Near the end of seminary training, I made a listing of what had been the most important books in my theological education. As one reared in deep-water Baptist tradition, I was shocked to recognize that more than two-thirds of my “most important” guides were Roman Catholic authors.
I now say that while my ship of faith has many sails, its mainsail is that legacy flowing from the anabaptist outburst of the 16th century (though that movement’s precursors stretch back to 14th century figures like the Czech priest Jan Hus and the Oxford theologian John Wycliffe—and even 13th century figures like St. Francis in Italy and the Beguine communities, a lay, semi-monastic order of single women (later repressed) in the Low Countries of Europe, all of whom dissented from the church’s wealth and privilege.
Long story short, my anchorage among the Radicals stems from two reasons: First, because of their thoroughgoing affirmation of what I call the “democratizing of access to the holy” and, correspondingly, their undermining of all notions of political sovereignty. Second, the anabaptist majority’s (there were dissenters on this score) refusal, on theological grounds, to wield the sword in defense of the state. (For more on this, see “Public reasoning and ekklesial reckoning: Commentary on the Vatican conference calling for ‘spirituality and practice of active nonviolence’ to displace church focus on just war” and "Enough of this! Toward a theology of nonviolence: Why I don’t often use the language of ‘pacifism’.”)
The unfortunate unintended consequence in our day of emphasizing equal access to the holy is thinking that if it’s equal, it’s easy—requiring no struggle, no training, no effort or discipline.

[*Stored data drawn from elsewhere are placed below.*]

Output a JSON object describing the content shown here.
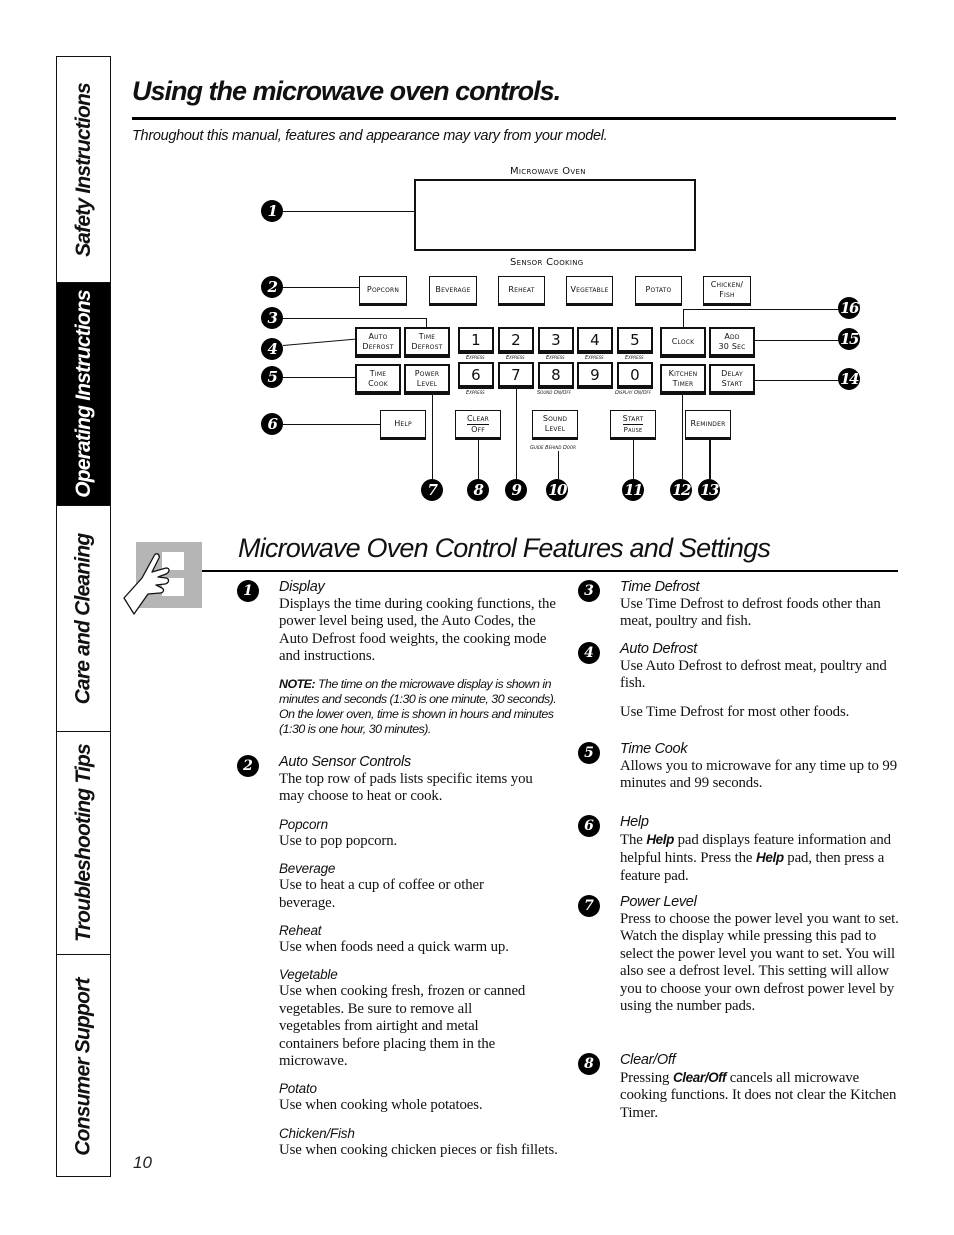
{
  "side_tabs": [
    {
      "label": "Safety Instructions",
      "active": false
    },
    {
      "label": "Operating Instructions",
      "active": true
    },
    {
      "label": "Care and Cleaning",
      "active": false
    },
    {
      "label": "Troubleshooting Tips",
      "active": false
    },
    {
      "label": "Consumer Support",
      "active": false
    }
  ],
  "header": {
    "title": "Using the microwave oven controls.",
    "subtitle": "Throughout this manual, features and appearance may vary from your model."
  },
  "diagram": {
    "display_label": "Microwave Oven",
    "sensor_label": "Sensor Cooking",
    "sensor_pads": [
      "Popcorn",
      "Beverage",
      "Reheat",
      "Vegetable",
      "Potato"
    ],
    "chicken_fish": [
      "Chicken/",
      "Fish"
    ],
    "auto_defrost": [
      "Auto",
      "Defrost"
    ],
    "time_defrost": [
      "Time",
      "Defrost"
    ],
    "time_cook": [
      "Time",
      "Cook"
    ],
    "power_level": [
      "Power",
      "Level"
    ],
    "numbers_row1": [
      "1",
      "2",
      "3",
      "4",
      "5"
    ],
    "numbers_row2": [
      "6",
      "7",
      "8",
      "9",
      "0"
    ],
    "sublabels_row1": [
      "Express",
      "Express",
      "Express",
      "Express",
      "Express"
    ],
    "sublabels_row2": {
      "6": "Express",
      "8": "Sound On/Off",
      "0": "Display On/Off"
    },
    "clock": "Clock",
    "add_30": [
      "Add",
      "30 Sec"
    ],
    "kitchen_timer": [
      "Kitchen",
      "Timer"
    ],
    "delay_start": [
      "Delay",
      "Start"
    ],
    "help": "Help",
    "clear_off": [
      "Clear",
      "Off"
    ],
    "sound_level": [
      "Sound",
      "Level"
    ],
    "guide_behind_door": "Guide Behind Door",
    "start_pause": [
      "Start",
      "Pause"
    ],
    "reminder": "Reminder",
    "callouts": [
      "1",
      "2",
      "3",
      "4",
      "5",
      "6",
      "7",
      "8",
      "9",
      "10",
      "11",
      "12",
      "13",
      "14",
      "15",
      "16"
    ]
  },
  "section": {
    "title": "Microwave Oven Control Features and Settings"
  },
  "features": {
    "display": {
      "num": "1",
      "title": "Display",
      "body": "Displays the time during cooking functions, the power level being used, the Auto Codes, the Auto Defrost food weights, the cooking mode and instructions.",
      "note_label": "NOTE:",
      "note": " The time on the microwave display is shown in minutes and seconds (1:30 is one minute, 30 seconds). On the lower oven, time is shown in hours and minutes (1:30 is one hour, 30 minutes)."
    },
    "auto_sensor": {
      "num": "2",
      "title": "Auto Sensor Controls",
      "body": "The top row of pads lists specific items you may choose to heat or cook.",
      "items": [
        {
          "title": "Popcorn",
          "body": "Use to pop popcorn."
        },
        {
          "title": "Beverage",
          "body": "Use to heat a cup of coffee or other beverage."
        },
        {
          "title": "Reheat",
          "body": "Use when foods need a quick warm up."
        },
        {
          "title": "Vegetable",
          "body": "Use when cooking fresh, frozen or canned vegetables. Be sure to remove all vegetables from airtight and metal containers before placing them in the microwave."
        },
        {
          "title": "Potato",
          "body": "Use when cooking whole potatoes."
        },
        {
          "title": "Chicken/Fish",
          "body": "Use when cooking chicken pieces or fish fillets."
        }
      ]
    },
    "time_defrost": {
      "num": "3",
      "title": "Time Defrost",
      "body": "Use Time Defrost to defrost foods other than meat, poultry and fish."
    },
    "auto_defrost": {
      "num": "4",
      "title": "Auto Defrost",
      "body": "Use Auto Defrost to defrost meat, poultry and fish.",
      "body2": "Use Time Defrost for most other foods."
    },
    "time_cook": {
      "num": "5",
      "title": "Time Cook",
      "body": "Allows you to microwave for any time up to 99 minutes and 99 seconds."
    },
    "help": {
      "num": "6",
      "title": "Help",
      "pre": "The ",
      "bold1": "Help",
      "mid": " pad displays feature information and helpful hints. Press the ",
      "bold2": "Help",
      "post": " pad, then press a feature pad."
    },
    "power_level": {
      "num": "7",
      "title": "Power Level",
      "body": "Press to choose the power level you want to set. Watch the display while pressing this pad to select the power level you want to set. You will also see a defrost level. This setting will allow you to choose your own defrost power level by using the number pads."
    },
    "clear_off": {
      "num": "8",
      "title": "Clear/Off",
      "pre": "Pressing ",
      "bold": "Clear/Off",
      "post": " cancels all microwave cooking functions. It does not clear the Kitchen Timer."
    }
  },
  "page_number": "10"
}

And if the sovereign claims of political institutions (including ecclesial ones) are overturned, then the solitary soul becomes sovereign.

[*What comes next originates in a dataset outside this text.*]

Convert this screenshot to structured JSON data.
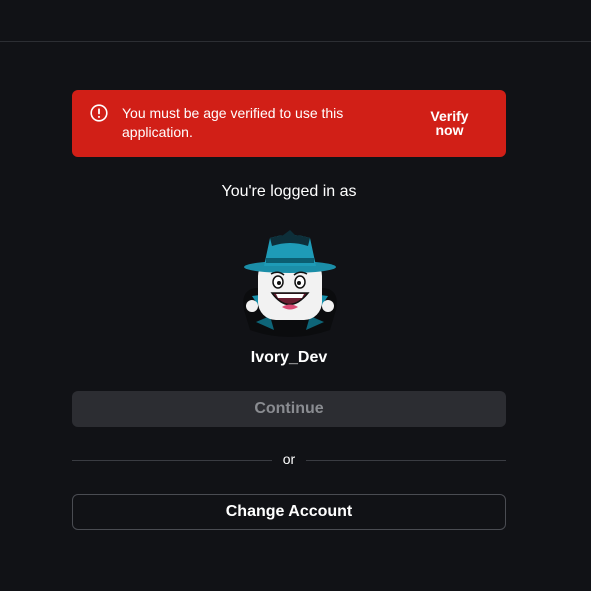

This form of sovereignty is in fact the worst form of bondage in that it ignores the need and purpose for making promises, of honoring vows, of establishing covenants, of participating in any form of community—or experiencing simple empathy—whatsoever. This, I would say, is hell itself.
Back to the many sails: I believe that every denominational tradition (well . . . maybe there are a few stinkers) represents a gift from the Holy Spirit meant for the whole church. The vocation of those whose vision is especially shaped by one of these gifts is to be a steward and advocate of its insights within the larger body. Sometimes, though, the whole body simply squashes the newcomers. Other times, the newcomers vainly assume their access to the holy is privileged above all others, as if we knew God's one and only Presence.
None of us live in a constant state of levitation, hovering above history, devoid of parochial bents and peculiar accents, free of the limitations imposed by ethnicity, culture, nationality, gender-orientation-race-class and on and on. At our best we discover that such limitations are malleable. Our job is to discover these given contours, for each is a gift; and then to explore such limits in fruitful ways where they come up against the "other," not as imperialists or for conquest but as friends and companions.
This is what it means to live into particular religious identity in the midst of spiritual plurality.
Ironically, those with the most clarity about the center of identity are better equipped to explore its porous boundaries.